I got home late Thursday night from New York, where I’d spent two solid days working in-house for a big PR firm. Like most of my clients, they typically send a data file to me for analysis — and then I do the work here on the farm, in my detached office building. There is usually some back-and-forth, discussion, and additional analysis … but almost always by phone and email. This project was a little different, however. They’d fielded a huge, multinational survey, and are now camped out in a 15th floor “war room” doing analysis. They thought it would be helpful for me to be physically in the room, part of the discussion, and able to respond to requests in real time.

We agreed to a daily rate, and I hopped the earliest flight on Wednesday morning. I got to their offices in Lower Manhattan shortly before 9am, and was running numbers on my laptop literally all day long. Being there with them did make a big difference for everyone’s productivity. I’ve been using SPSS for data analysis for over 25 years now, and know the software backwards and forwards. I was able to manipulate their data file quickly, and kick out the results they needed. And because I was there with them, and part of the whole conversation about the goals of the presentation they were putting together, I was able to suggest refinements and alternative approaches to the data analysis.

So, it was extremely productive. It was also exhausting. As I’d gotten up at 3am to catch my flight, and had only briefly napped on the plane, by evening I was struggling to keep my eyes open. But I did join the other four members of the team for dinner at a nice little Italian place around the corner from their office. I enjoyed getting to know them better — I’d previously only worked with them over the telephone, and we’d never met in person. For my part, I regaled them with tales from the farm, and what we do here.

We were back in the office before 9am the next morning, and again spent virtually the whole day doing analysis. Finally, around 6pm, I packed up and headed out.
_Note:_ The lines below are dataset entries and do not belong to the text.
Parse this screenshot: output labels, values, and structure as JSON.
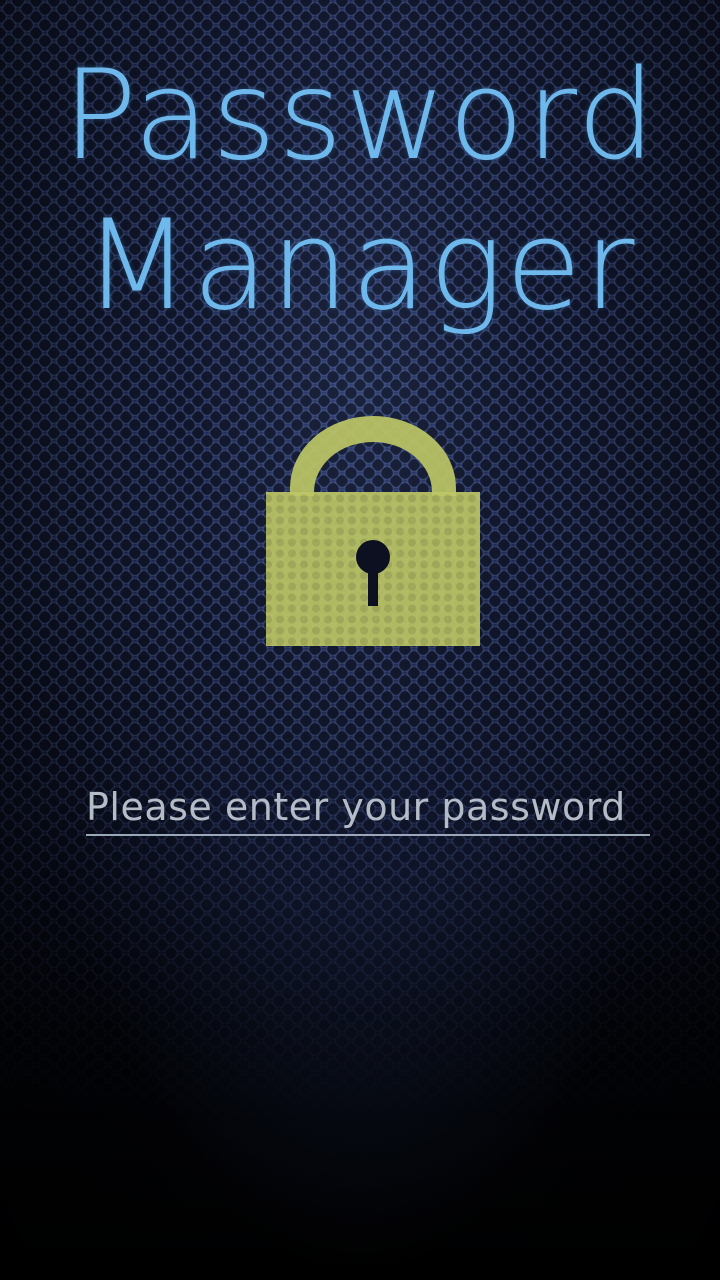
{
  "app": {
    "title_line1": "Password",
    "title_line2": "Manager"
  },
  "lock": {
    "icon": "padlock-icon",
    "color": "#bdc766"
  },
  "login": {
    "password_placeholder": "Please enter your password",
    "password_value": ""
  },
  "colors": {
    "title": "#6fb8ec",
    "background_top": "#1b2547",
    "background_bottom": "#000000"
  }
}
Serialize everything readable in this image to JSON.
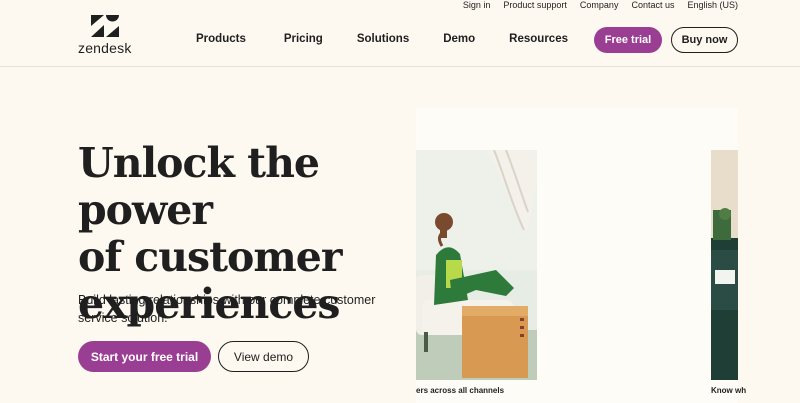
{
  "utility_nav": [
    "Sign in",
    "Product support",
    "Company",
    "Contact us",
    "English (US)"
  ],
  "brand": {
    "wordmark": "zendesk",
    "accent": "#9a3e93"
  },
  "nav": {
    "items": [
      "Products",
      "Pricing",
      "Solutions",
      "Demo",
      "Resources"
    ]
  },
  "header_buttons": {
    "trial": "Free trial",
    "buy": "Buy now"
  },
  "hero": {
    "title_line1": "Unlock the power",
    "title_line2": "of customer",
    "title_line3": "experiences",
    "subtitle_line1": "Build lasting relationships with our complete customer",
    "subtitle_line2": "service solution.",
    "cta_primary": "Start your free trial",
    "cta_secondary": "View demo"
  },
  "carousel": {
    "caption1": "ers across all channels",
    "caption2": "Know wh"
  }
}
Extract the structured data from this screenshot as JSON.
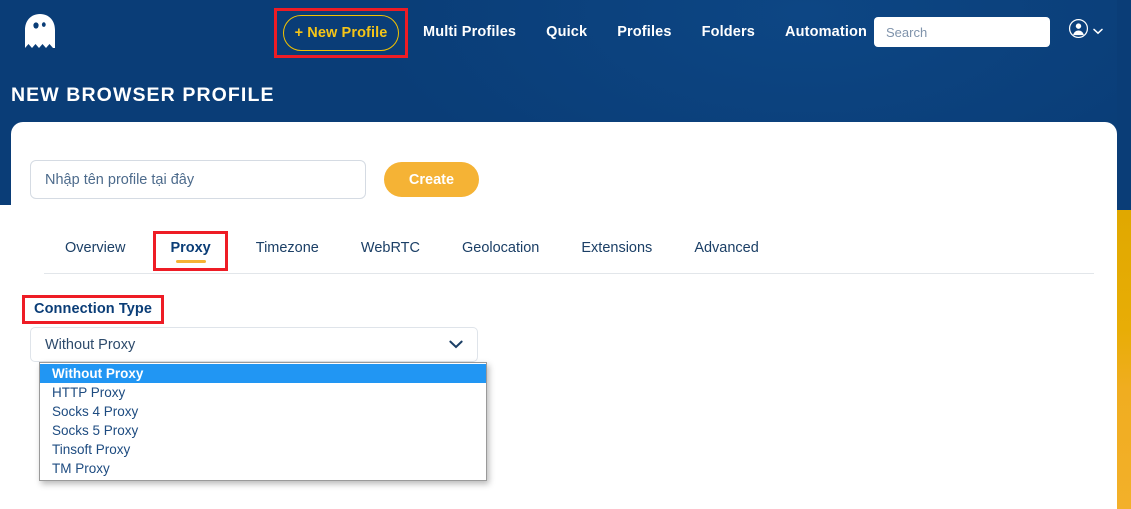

I had a little extra time before my 9:30pm flight home out of Newark, and it was a beautiful afternoon. I took my time walking up Hudson Street from SoHo, through the West Village, just soaking in all sights. New York is really an amazing place, like no other in the world. What I love about these neighborhoods is that there’s a little bit of everything, all piled on top of every thing else and mixed up together. Small restaurants. Apartment buildings. Parks, with little leaguers playing baseball on the other side of a chain link fence. Playgrounds. Hip Hop artists dancing on top of a bus, shooting a music video, right in the middle of the street. And people, people, people everywhere — every one of them different.

soho-hudson-street-west-village-greenwich-village-terrace-bar-pub-ctyeg2

Like John Cougar Mellencamp, I’ve “got nothing against the big town.” My only regret about the trip to New York is that the pace was so frenetic, and that I didn’t have a little extra time to see the sights. Still … it was incredibly good to head home. I was so exhausted, I fell asleep before the plane lifted off. I didn’t wake up until we were approaching Detroit. Then it was an hour and a quarter to drive back to the farm. As I crawled into bed, I glanced at the clock. 1:25am. Less than 46 hours earlier, my alarm had gone off and put the whole whirlwind trip in motion. And now I was back.

Friday afternoon, I tried to spend a lot of time catching up with things on the farm. Out in the back yard, cutting some grass for the goats, I suddenly had to stop and just savor the feel of sunlight. I took deep breaths of country air, and enjoyed the aroma of fresh lawn trimmings. As I carried the grass catcher to the goats, and they came running, I was overwhelmed with a sense of gratitude that I get to live here. Much as I enjoyed visiting New York, I can’t imagine not being able to come home to a place like this.